İngilizce içindeki viable ne anlama geliyor?

İngilizce'deki viable kelimesinin anlamı nedir? Makale, tam anlamını, telaffuzunu ve iki dilli örneklerle birlikte viable'ün İngilizce'te nasıl kullanılacağına ilişkin talimatları açıklamaktadır.

İngilizce içindeki viable kelimesi yaşayabilir, yaşayabilen, varlığını sürdürebilir durumda olan, kendi ayakları üzerinde durabilen, ayakta kalabilen, pratik, uygulanabilir, hayata geçirilebilir anlamına gelir.
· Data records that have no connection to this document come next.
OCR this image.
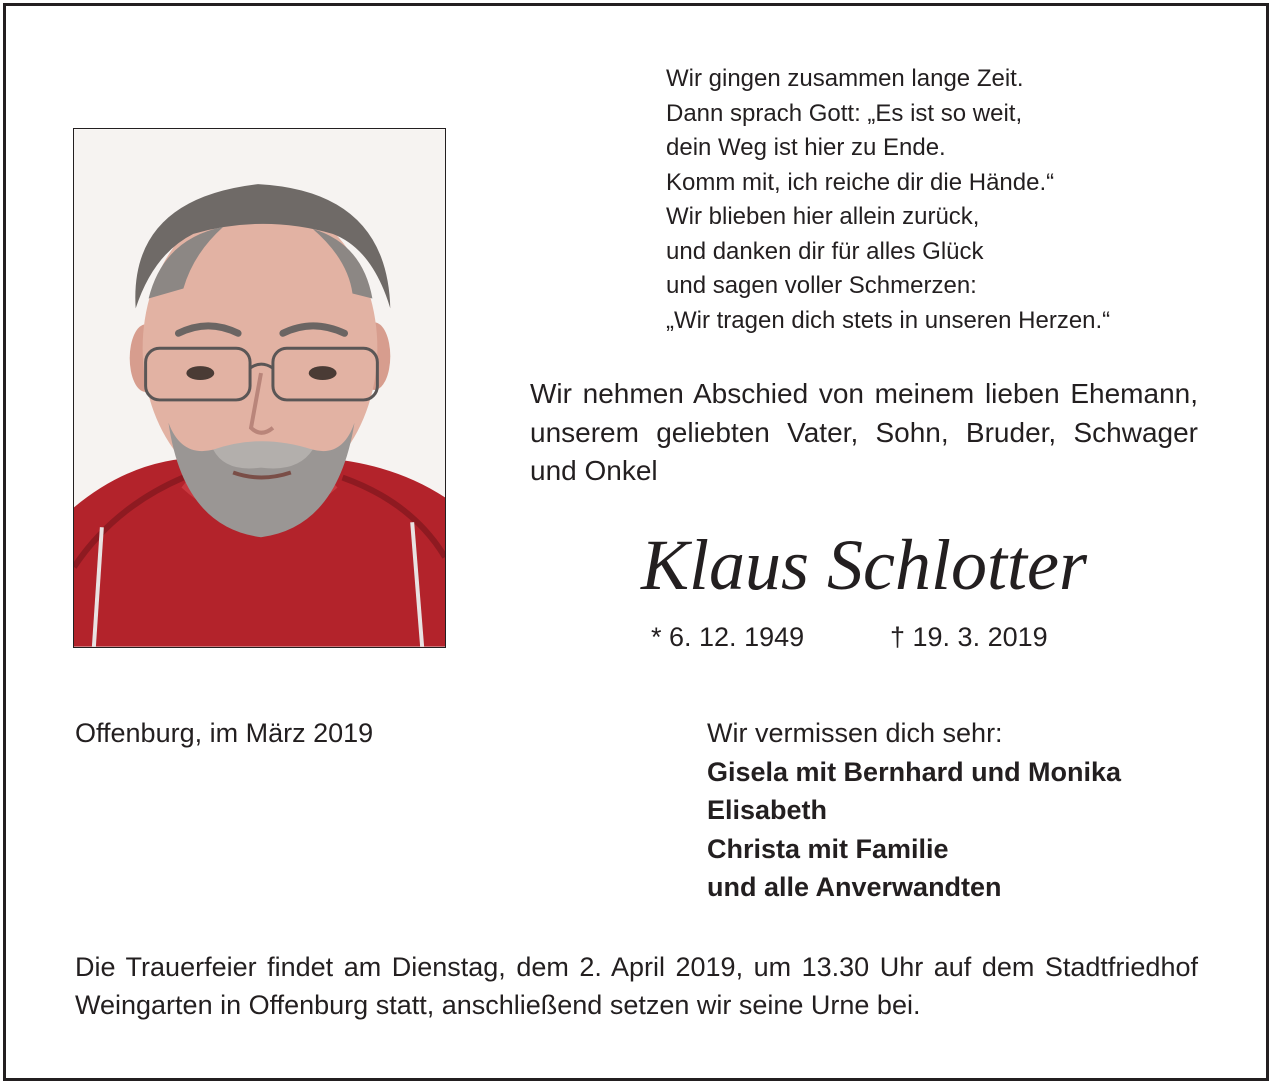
Wir gingen zusammen lange Zeit.
Dann sprach Gott: „Es ist so weit,
dein Weg ist hier zu Ende.
Komm mit, ich reiche dir die Hände.“
Wir blieben hier allein zurück,
und danken dir für alles Glück
und sagen voller Schmerzen:
„Wir tragen dich stets in unseren Herzen.“
Wir nehmen Abschied von meinem lieben Ehemann, unserem geliebten Vater, Sohn, Bruder, Schwager und Onkel
Klaus Schlotter
* 6. 12. 1949	† 19. 3. 2019
Offenburg, im März 2019	Wir vermissen dich sehr:
Gisela mit Bernhard und Monika
Elisabeth
Christa mit Familie
und alle Anverwandten
Die Trauerfeier findet am Dienstag, dem 2. April 2019, um 13.30 Uhr auf dem Stadtfriedhof Weingarten in Offenburg statt, anschließend setzen wir seine Urne bei.
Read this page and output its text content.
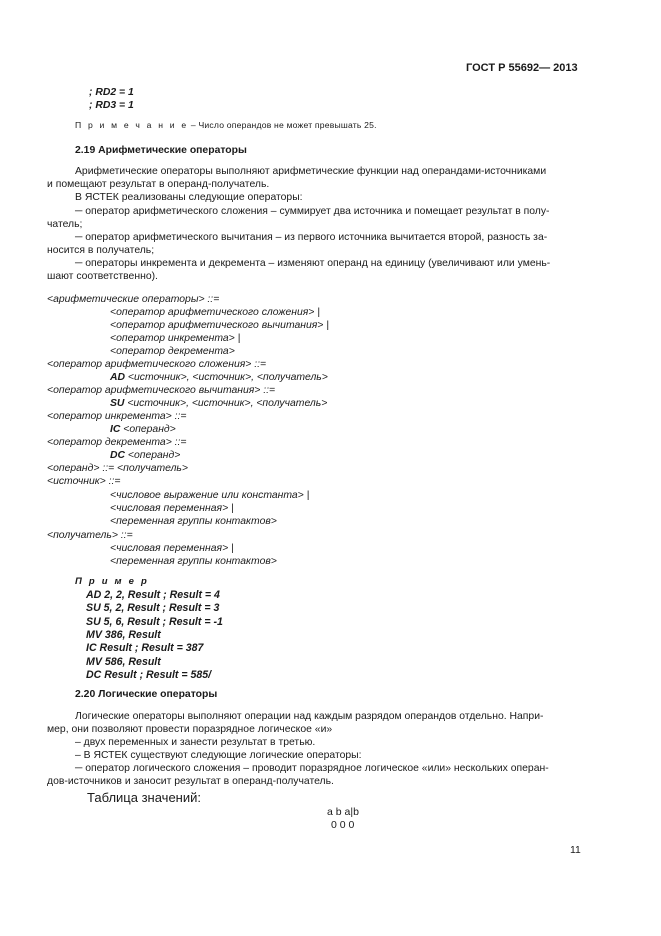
ГОСТ Р 55692— 2013
; RD2 = 1
; RD3 = 1
П р и м е ч а н и е – Число операндов не может превышать 25.
2.19 Арифметические операторы
Арифметические операторы выполняют арифметические функции над операндами-источниками
и помещают результат в операнд-получатель.
В ЯСТЕК реализованы следующие операторы:
─ оператор арифметического сложения – суммирует два источника и помещает результат в полу-
чатель;
─ оператор арифметического вычитания – из первого источника вычитается второй, разность за-
носится в получатель;
─ операторы инкремента и декремента – изменяют операнд на единицу (увеличивают или умень-
шают соответственно).
<арифметические операторы> ::=
<оператор арифметического сложения> |
<оператор арифметического вычитания> |
<оператор инкремента> |
<оператор декремента>
<оператор арифметического сложения> ::=
AD <источник>, <источник>, <получатель>
<оператор арифметического вычитания> ::=
SU <источник>, <источник>, <получатель>
<оператор инкремента> ::=
IC <операнд>
<оператор декремента> ::=
DC <операнд>
<операнд> ::= <получатель>
<источник> ::=
<числовое выражение или константа> |
<числовая переменная> |
<переменная группы контактов>
<получатель> ::=
<числовая переменная> |
<переменная группы контактов>
П р и м е р
AD 2, 2, Result ; Result = 4
SU 5, 2, Result ; Result = 3
SU 5, 6, Result ; Result = -1
MV 386, Result
IC Result ; Result = 387
MV 586, Result
DC Result ; Result = 585/
2.20 Логические операторы
Логические операторы выполняют операции над каждым разрядом операндов отдельно. Напри-
мер, они позволяют провести поразрядное логическое «и»
– двух переменных и занести результат в третью.
– В ЯСТЕК существуют следующие логические операторы:
─ оператор логического сложения – проводит поразрядное логическое «или» нескольких операн-
дов-источников и заносит результат в операнд-получатель.
Таблица значений:
a b a|b
0 0 0
11
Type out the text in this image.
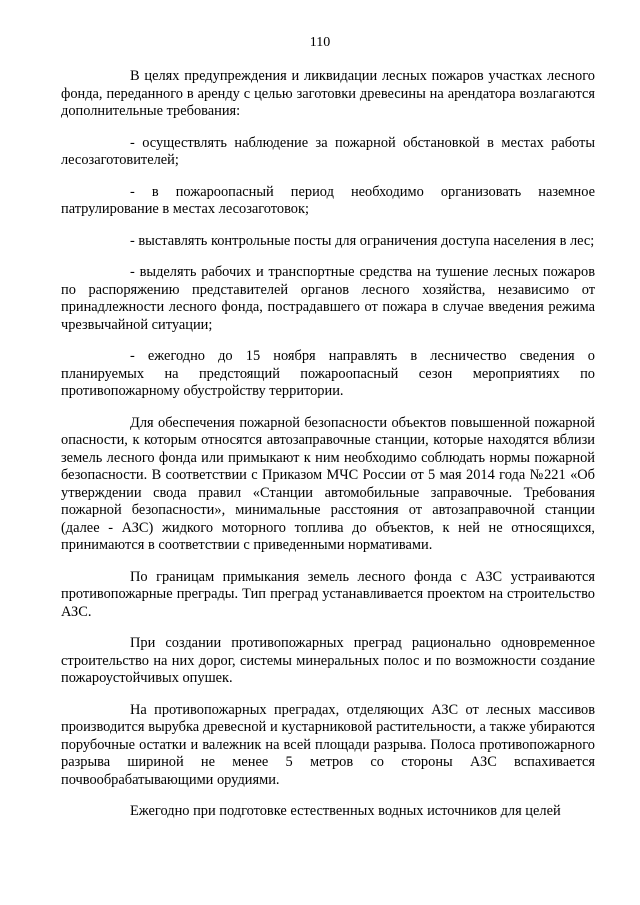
110

В целях предупреждения и ликвидации лесных пожаров участках лесного фонда, переданного в аренду с целью заготовки древесины на арендатора возлагаются дополнительные требования:

- осуществлять наблюдение за пожарной обстановкой в местах работы лесозаготовителей;

- в пожароопасный период необходимо организовать наземное патрулирование в местах лесозаготовок;

- выставлять контрольные посты для ограничения доступа населения в лес;

- выделять рабочих и транспортные средства на тушение лесных пожаров по распоряжению представителей органов лесного хозяйства, независимо от принадлежности лесного фонда, пострадавшего от пожара в случае введения режима чрезвычайной ситуации;

- ежегодно до 15 ноября направлять в лесничество сведения о планируемых на предстоящий пожароопасный сезон мероприятиях по противопожарному обустройству территории.

Для обеспечения пожарной безопасности объектов повышенной пожарной опасности, к которым относятся автозаправочные станции, которые находятся вблизи земель лесного фонда или примыкают к ним необходимо соблюдать нормы пожарной безопасности. В соответствии с Приказом МЧС России от 5 мая 2014 года №221 «Об утверждении свода правил «Станции автомобильные заправочные. Требования пожарной безопасности», минимальные расстояния от автозаправочной станции (далее - АЗС) жидкого моторного топлива до объектов, к ней не относящихся, принимаются в соответствии с приведенными нормативами.

По границам примыкания земель лесного фонда с АЗС устраиваются противопожарные преграды. Тип преград устанавливается проектом на строительство АЗС.

При создании противопожарных преград рационально одновременное строительство на них дорог, системы минеральных полос и по возможности создание пожароустойчивых опушек.

На противопожарных преградах, отделяющих АЗС от лесных массивов производится вырубка древесной и кустарниковой растительности, а также убираются порубочные остатки и валежник на всей площади разрыва. Полоса противопожарного разрыва шириной не менее 5 метров со стороны АЗС вспахивается почвообрабатывающими орудиями.

Ежегодно при подготовке естественных водных источников для целей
Daha fazla bilgi için lütfen aşağıdaki ayrıntılara bakın.

telaffuz dinle

viable kelimesinin anlamı

yaşayabilir, yaşayabilen, varlığını sürdürebilir durumda olan

adjective (can survive: life)

(sıfat: Varlıkların ve kavramların (isimlerin) niteliklerini, sayılarını, ölçülerini belirtir.)
The doctors decided to deliver the foetus as soon as it became viable, because of the risk to the mother's health of continuing the pregnancy.

kendi ayakları üzerinde durabilen, ayakta kalabilen

adjective (can survive: business) (iş, vb.)

(sıfat: Varlıkların ve kavramların (isimlerin) niteliklerini, sayılarını, ölçülerini belirtir.)
The bank is happy to lend money to viable businesses.

pratik, uygulanabilir, hayata geçirilebilir

adjective (idea: workable) (fikir, vb.)

(sıfat: Varlıkların ve kavramların (isimlerin) niteliklerini, sayılarını, ölçülerini belirtir.)
The boss agreed that Frank's idea was viable and gave him the go ahead to try it out.

İngilizce öğrenelim

Artık viable'ün İngilizce içindeki anlamı hakkında daha fazla bilgi sahibi olduğunuza göre, seçilen örnekler aracılığıyla bunların nasıl kullanılacağını ve nasıl yapılacağını öğrenebilirsiniz. onları okuyun. Ve önerdiğimiz ilgili kelimeleri öğrenmeyi unutmayın. Web sitemiz sürekli olarak yeni kelimeler ve yeni örneklerle güncellenmektedir, böylece bilmediğiniz diğer kelimelerin anlamlarını İngilizce içinde arayabilirsiniz.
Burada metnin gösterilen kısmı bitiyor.